The company is likely to achieve a capacity utilisation level of 50-60 per cent at its two chrome plants by February-March, the Director-Finance, Mr Arvind Parakh, told Business Line.
The company is setting up two ferrochrome plants with a capacity of 75,000 tonnes per annum that will eventually provide raw material to its proposed integrated steel plant in Orissa. Installation of the first furnace was due in September this year, but was delayed by two months resulting in around Rs 20-crore cost escalation for the company, officials said.

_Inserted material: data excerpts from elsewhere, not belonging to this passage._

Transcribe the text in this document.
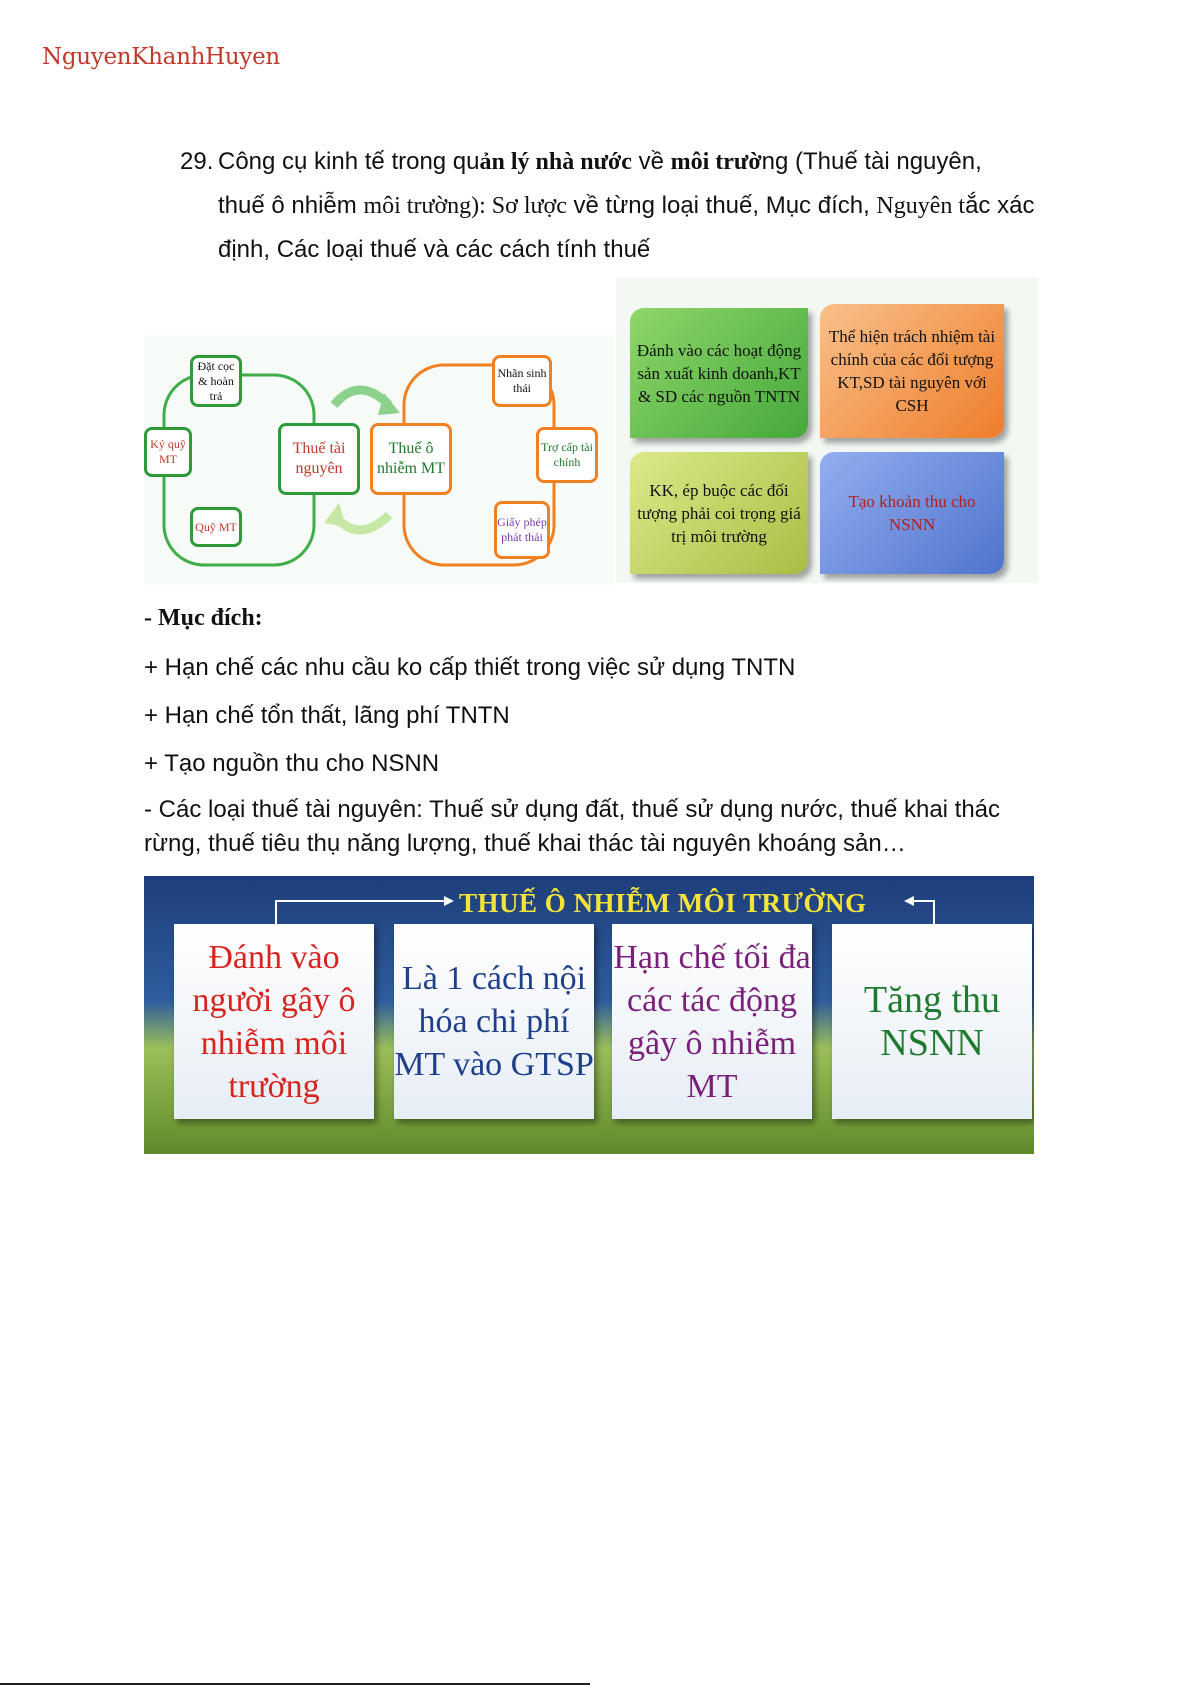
NguyenKhanhHuyen
29. Công cụ kinh tế trong quản lý nhà nước về môi trường (Thuế tài nguyên,

thuế ô nhiễm môi trường): Sơ lược về từng loại thuế, Mục đích, Nguyên tắc xác

định, Các loại thuế và các cách tính thuế

Đặt cọc & hoàn trả
Ký quỹ MT
Quỹ MT
Thuế tài nguyên
Thuế ô nhiễm MT
Nhãn sinh thái
Trợ cấp tài chính
Giấy phép phát thải
Đánh vào các hoạt động sản xuất kinh doanh,KT & SD các nguồn TNTN
Thể hiện trách nhiệm tài chính của các đối tượng KT,SD tài nguyên với CSH
KK, ép buộc các đối tượng phải coi trọng giá trị môi trường
Tạo khoản thu cho NSNN
- Mục đích:
+ Hạn chế các nhu cầu ko cấp thiết trong việc sử dụng TNTN
+ Hạn chế tổn thất, lãng phí TNTN
+ Tạo nguồn thu cho NSNN
- Các loại thuế tài nguyên: Thuế sử dụng đất, thuế sử dụng nước, thuế khai thác
rừng, thuế tiêu thụ năng lượng, thuế khai thác tài nguyên khoáng sản…
THUẾ Ô NHIỄM MÔI TRƯỜNG
Đánh vào người gây ô nhiễm môi trường
Là 1 cách nội hóa chi phí MT vào GTSP
Hạn chế tối đa các tác động gây ô nhiễm MT
Tăng thu NSNN
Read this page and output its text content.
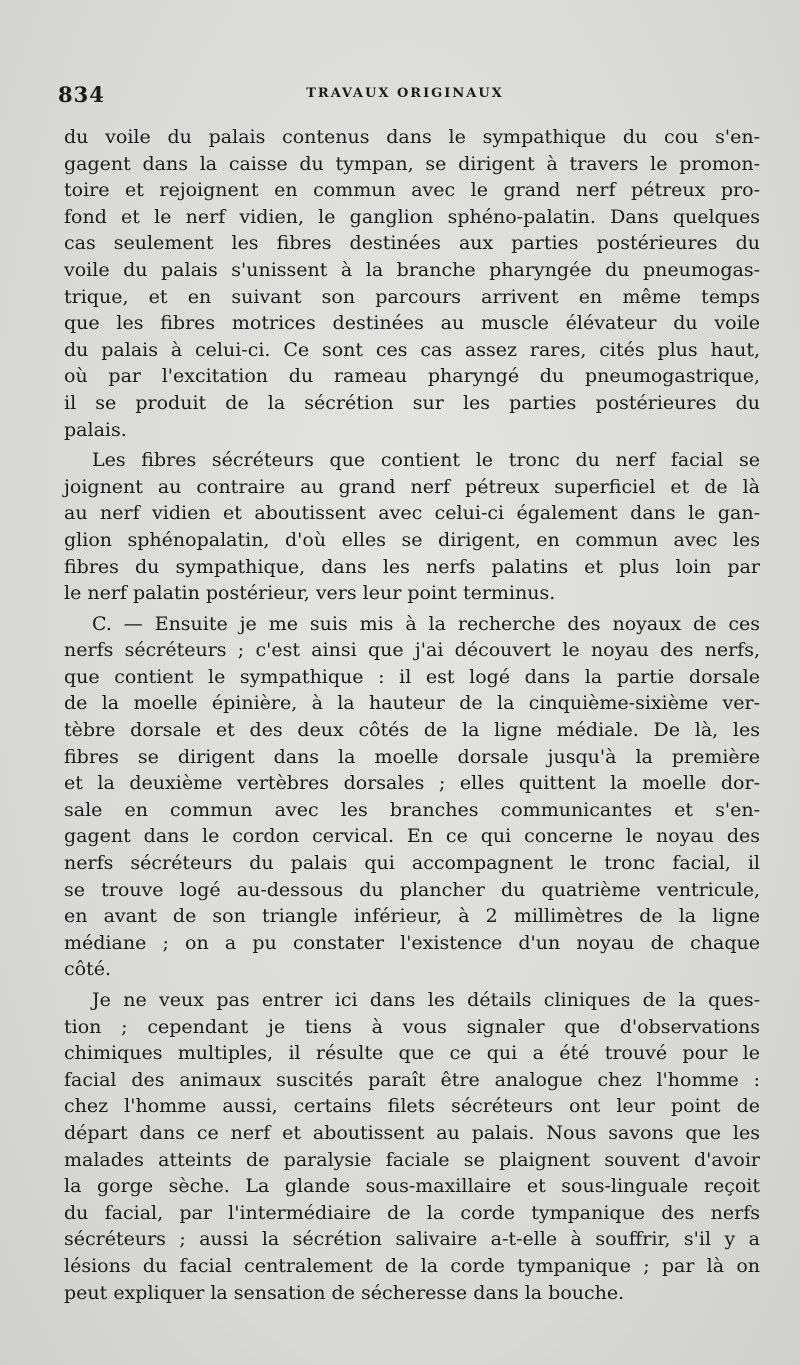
834	TRAVAUX ORIGINAUX
du voile du palais contenus dans le sympathique du cou s'en-
gagent dans la caisse du tympan, se dirigent à travers le promon-
toire et rejoignent en commun avec le grand nerf pétreux pro-
fond et le nerf vidien, le ganglion sphéno-palatin. Dans quelques
cas seulement les fibres destinées aux parties postérieures du
voile du palais s'unissent à la branche pharyngée du pneumogas-
trique, et en suivant son parcours arrivent en même temps
que les fibres motrices destinées au muscle élévateur du voile
du palais à celui-ci. Ce sont ces cas assez rares, cités plus haut,
où par l'excitation du rameau pharyngé du pneumogastrique,
il se produit de la sécrétion sur les parties postérieures du
palais.
Les fibres sécréteurs que contient le tronc du nerf facial se
joignent au contraire au grand nerf pétreux superficiel et de là
au nerf vidien et aboutissent avec celui-ci également dans le gan-
glion sphénopalatin, d'où elles se dirigent, en commun avec les
fibres du sympathique, dans les nerfs palatins et plus loin par
le nerf palatin postérieur, vers leur point terminus.
C. — Ensuite je me suis mis à la recherche des noyaux de ces
nerfs sécréteurs ; c'est ainsi que j'ai découvert le noyau des nerfs,
que contient le sympathique : il est logé dans la partie dorsale
de la moelle épinière, à la hauteur de la cinquième-sixième ver-
tèbre dorsale et des deux côtés de la ligne médiale. De là, les
fibres se dirigent dans la moelle dorsale jusqu'à la première
et la deuxième vertèbres dorsales ; elles quittent la moelle dor-
sale en commun avec les branches communicantes et s'en-
gagent dans le cordon cervical. En ce qui concerne le noyau des
nerfs sécréteurs du palais qui accompagnent le tronc facial, il
se trouve logé au-dessous du plancher du quatrième ventricule,
en avant de son triangle inférieur, à 2 millimètres de la ligne
médiane ; on a pu constater l'existence d'un noyau de chaque
côté.
Je ne veux pas entrer ici dans les détails cliniques de la ques-
tion ; cependant je tiens à vous signaler que d'observations
chimiques multiples, il résulte que ce qui a été trouvé pour le
facial des animaux suscités paraît être analogue chez l'homme :
chez l'homme aussi, certains filets sécréteurs ont leur point de
départ dans ce nerf et aboutissent au palais. Nous savons que les
malades atteints de paralysie faciale se plaignent souvent d'avoir
la gorge sèche. La glande sous-maxillaire et sous-linguale reçoit
du facial, par l'intermédiaire de la corde tympanique des nerfs
sécréteurs ; aussi la sécrétion salivaire a-t-elle à souffrir, s'il y a
lésions du facial centralement de la corde tympanique ; par là on
peut expliquer la sensation de sécheresse dans la bouche.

The delays were due to the problems faced by the company on various fronts with the State Government plus the rains that delayed works, they said. Its plans had suffered for several reasons such as non-linkages for chromium ore, power and several other factors. "Only during the last 15 days have chrome prices fallen and things stabilised. During July-August, our works suffered because of the rains. Construction work became slow and so many other related problems," the officials said.

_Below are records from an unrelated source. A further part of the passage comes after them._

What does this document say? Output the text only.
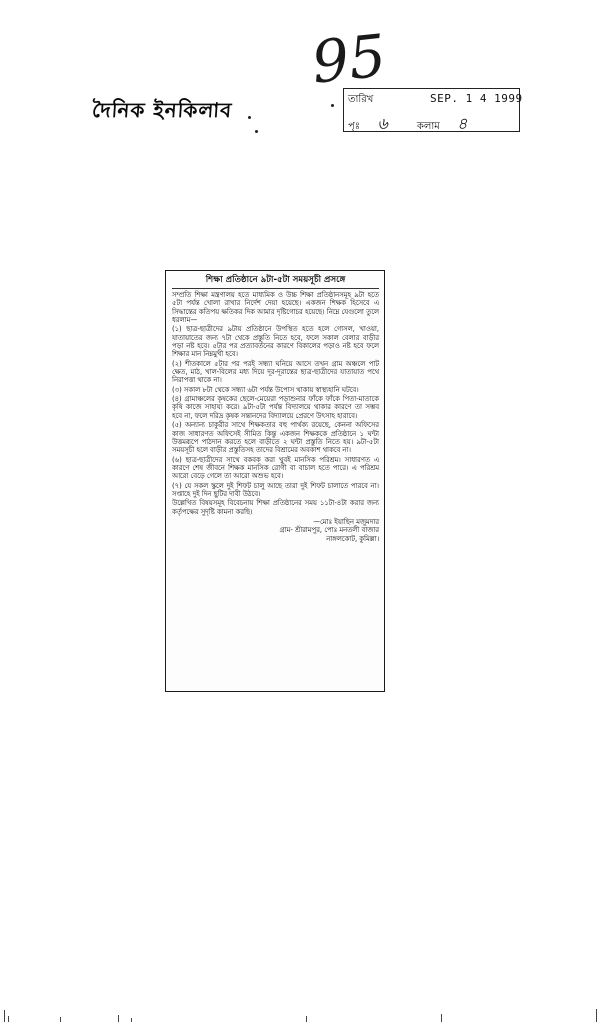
দৈনিক ইনকিলাব
95
তারিখ	SEP. 1 4 1999
পৃঃ ৬	কলাম ৪
শিক্ষা প্রতিষ্ঠানে ৯টা-৫টা সময়সূচী প্রসঙ্গে

সম্প্রতি শিক্ষা মন্ত্রণালয় হতে মাধ্যমিক ও উচ্চ শিক্ষা প্রতিষ্ঠানসমূহ ৯টা হতে ৫টা পর্যন্ত খোলা রাখার নির্দেশ দেয়া হয়েছে। একজন শিক্ষক হিসেবে এ সিদ্ধান্তের কতিপয় ক্ষতিকর দিক আমার দৃষ্টিগোচর হয়েছে। নিম্নে যেগুলো তুলে ধরলাম—

(১) ছাত্র-ছাত্রীদের ৯টায় প্রতিষ্ঠানে উপস্থিত হতে হলে গোসল, খাওয়া, যাতায়াতের জন্য ৭টা থেকে প্রস্তুতি নিতে হবে, ফলে সকাল বেলার বাড়ীর পড়া নষ্ট হবে। ৫টার পর প্রত্যাবর্তনের কারণে বিকালের পড়াও নষ্ট হবে ফলে শিক্ষার মান নিম্নমুখী হবে।

(২) শীতকালে ৫টার পর পরই সন্ধ্যা ঘনিয়ে আসে তখন গ্রাম অঞ্চলে পাট ক্ষেত, মাঠ, খাল-বিলের মধ্য দিয়ে দূর-দূরান্তের ছাত্র-ছাত্রীদের যাতায়াত পথে নিরাপত্তা থাকে না।

(৩) সকাল ৮টা থেকে সন্ধ্যা ৬টা পর্যন্ত উপোস থাকায় স্বাস্থ্যহানি ঘটবে।

(৪) গ্রামাঞ্চলের কৃষকের ছেলে-মেয়েরা পড়াশুনার ফাঁকে ফাঁকে পিতা-মাতাকে কৃষি কাজে সাহায্য করে। ৯টা-৫টা পর্যন্ত বিদ্যালয়ে থাকার কারণে তা সম্ভব হবে না, ফলে দরিদ্র কৃষক সন্তানদের বিদ্যালয়ে প্রেরণে উৎসাহ হারাবে।

(৫) অন্যান্য চাকুরীর সাথে শিক্ষকতার বহু পার্থক্য রয়েছে, কেননা অফিসের কাজ সাধারণত অফিসেই সীমিত কিন্তু একজন শিক্ষককে প্রতিষ্ঠানে ১ ঘন্টা উত্তমরূপে পাঠদান করতে হলে বাড়ীতে ২ ঘন্টা প্রস্তুতি নিতে হয়। ৯টা-৫টা সময়সূচী হলে বাড়ীর প্রস্তুতিসহ তাদের বিশ্রামের অবকাশ থাকবে না।

(৬) ছাত্র-ছাত্রীদের সাথে বকবক করা খুবই মানসিক পরিশ্রম। সাধারণত এ কারণে শেষ জীবনে শিক্ষক মানসিক রোগী বা বাচাল হতে পারে। এ পরিশ্রম আরো বেড়ে গেলে তা আরো অশুভ হবে।

(৭) যে সকল স্কুলে দুই শিফট চালু আছে তারা দুই শিফট চালাতে পারবে না। সপ্তাহে দুই দিন ছুটির দাবী উঠবে।

উল্লেখিত বিষয়সমূহ বিবেচনায় শিক্ষা প্রতিষ্ঠানের সময় ১১টা-৪টা করার জন্য কর্তৃপক্ষের সুদৃষ্টি কামনা করছি।

—মোঃ ইয়াছিন মজুমদার
গ্রাম- শ্রীরামপুর, পোঃ মনতলী বাজার
নাঙ্গলকোট, কুমিল্লা।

Jindal Stainless is setting up a 1.5-million-tonne per annum fully integrated stainless steel plant in Orissa to be followed by a six-lakh-tonne unit with an investment in the range of Rs 500-600 crore. The company has a four-lakh-tonne per annum stainless steel manufacturing facility at Hissar in Haryana. Since ferrochrome forms an essential raw material for manufacturing stainless steel, the company is taking the backward integration route by first implementing the ferrochrome project in Orissa.
Currently, Jindal Stainless requires 80,000 tonnes per annum of ferrochrome, which is partly being sourced from its own captive facility in Vishakapatnam, with a capacity of 40,000 tonnes per annum. The rest is outsourced, officials said.